The problem with deep fakes is a hostile nation taking over your phone/facetime calls and sounding exactly like your own parents. How can you tell if they can do it in real time? A bad actor could get you to do some really bad things.
That is an interesting point, but this already happens on voice calls. My grandma got a call a while ago from someone claiming to be my brother. Said he needed money because he was in a South American jail or something. Luckily shes still pretty sharp, so she hung up and called my brother (he was not in South America) so the ruse was up. She was pretty shaken up though. A video call would be more convincing but only an incremental, not fundamental, difference.
My mother received a similar call, telling her that I'd had an accident.

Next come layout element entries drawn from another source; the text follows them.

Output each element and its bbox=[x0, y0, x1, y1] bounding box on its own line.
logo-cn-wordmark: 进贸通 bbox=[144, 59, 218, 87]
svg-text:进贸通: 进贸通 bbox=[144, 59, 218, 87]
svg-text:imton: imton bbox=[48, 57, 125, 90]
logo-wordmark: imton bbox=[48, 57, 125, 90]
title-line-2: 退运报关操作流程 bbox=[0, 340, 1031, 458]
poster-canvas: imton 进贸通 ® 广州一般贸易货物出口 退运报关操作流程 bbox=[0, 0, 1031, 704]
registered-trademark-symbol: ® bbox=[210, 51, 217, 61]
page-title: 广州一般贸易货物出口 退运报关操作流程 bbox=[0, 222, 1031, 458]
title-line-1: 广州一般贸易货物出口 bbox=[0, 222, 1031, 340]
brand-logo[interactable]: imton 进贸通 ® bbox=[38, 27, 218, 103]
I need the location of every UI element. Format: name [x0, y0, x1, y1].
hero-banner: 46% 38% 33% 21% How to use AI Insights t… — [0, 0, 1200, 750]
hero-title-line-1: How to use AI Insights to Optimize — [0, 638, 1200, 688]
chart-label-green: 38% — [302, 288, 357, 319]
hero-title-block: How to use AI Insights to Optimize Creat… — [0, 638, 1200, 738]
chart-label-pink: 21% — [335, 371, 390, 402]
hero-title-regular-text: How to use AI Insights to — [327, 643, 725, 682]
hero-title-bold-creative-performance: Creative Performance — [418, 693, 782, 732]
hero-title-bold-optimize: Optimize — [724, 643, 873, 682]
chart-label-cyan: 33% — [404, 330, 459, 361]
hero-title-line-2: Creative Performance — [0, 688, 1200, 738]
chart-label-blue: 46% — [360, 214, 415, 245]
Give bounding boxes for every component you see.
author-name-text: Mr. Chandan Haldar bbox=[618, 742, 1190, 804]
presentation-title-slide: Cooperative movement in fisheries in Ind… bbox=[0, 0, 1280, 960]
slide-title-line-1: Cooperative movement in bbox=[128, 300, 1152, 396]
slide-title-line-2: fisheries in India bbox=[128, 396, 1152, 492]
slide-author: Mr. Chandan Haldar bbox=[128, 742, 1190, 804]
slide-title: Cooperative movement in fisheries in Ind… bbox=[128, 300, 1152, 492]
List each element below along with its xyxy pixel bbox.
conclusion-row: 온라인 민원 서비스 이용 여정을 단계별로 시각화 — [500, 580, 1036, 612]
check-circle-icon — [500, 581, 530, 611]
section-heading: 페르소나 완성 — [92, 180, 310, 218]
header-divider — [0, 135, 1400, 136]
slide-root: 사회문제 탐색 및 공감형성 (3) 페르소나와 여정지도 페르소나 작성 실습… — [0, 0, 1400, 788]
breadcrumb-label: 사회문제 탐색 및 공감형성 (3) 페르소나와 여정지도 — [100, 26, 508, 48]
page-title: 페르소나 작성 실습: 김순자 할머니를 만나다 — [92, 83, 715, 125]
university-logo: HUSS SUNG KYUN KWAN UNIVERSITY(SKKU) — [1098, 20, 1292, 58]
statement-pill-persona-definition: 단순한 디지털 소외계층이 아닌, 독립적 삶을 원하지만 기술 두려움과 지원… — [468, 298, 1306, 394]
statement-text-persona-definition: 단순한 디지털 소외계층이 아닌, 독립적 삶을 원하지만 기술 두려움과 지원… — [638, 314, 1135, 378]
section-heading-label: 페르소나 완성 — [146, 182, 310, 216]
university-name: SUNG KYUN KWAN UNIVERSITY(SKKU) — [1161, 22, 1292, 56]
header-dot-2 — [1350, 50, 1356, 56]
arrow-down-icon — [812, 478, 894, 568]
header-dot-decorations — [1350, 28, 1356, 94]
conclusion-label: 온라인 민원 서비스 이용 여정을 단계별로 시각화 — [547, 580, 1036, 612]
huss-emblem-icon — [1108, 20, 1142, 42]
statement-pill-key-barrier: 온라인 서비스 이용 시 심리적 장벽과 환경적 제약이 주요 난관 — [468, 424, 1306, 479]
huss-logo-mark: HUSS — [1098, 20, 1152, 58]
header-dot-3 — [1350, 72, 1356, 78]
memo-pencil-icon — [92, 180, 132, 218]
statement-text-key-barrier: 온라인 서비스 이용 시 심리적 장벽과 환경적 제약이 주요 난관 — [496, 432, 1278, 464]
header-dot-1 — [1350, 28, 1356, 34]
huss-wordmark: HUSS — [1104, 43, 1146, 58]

If you're thinking such an evil persons should be in jail, don't worry, they are! It's them who are in South American prisons using burners or stolen phones.
There's nothing in that link that contradicts what I wrote. My source was an official police alert. I lost the reference, but here is another one from a newspaper (in Spanish):
Maybe PGP or some other form of cryptographic signing will become (more) mainstream as a result of this. Or at the very least a secret word that families can share amongst eachother to verify identities.
Cryptographic signing just moves the problem from the authenticity of the document to the authenticity of the key.
That can be very useful when it is useful to only have establish trust once but that's not really the problem described here. The secret word is probably more useful in being so simple, however it still has to be established beforehand.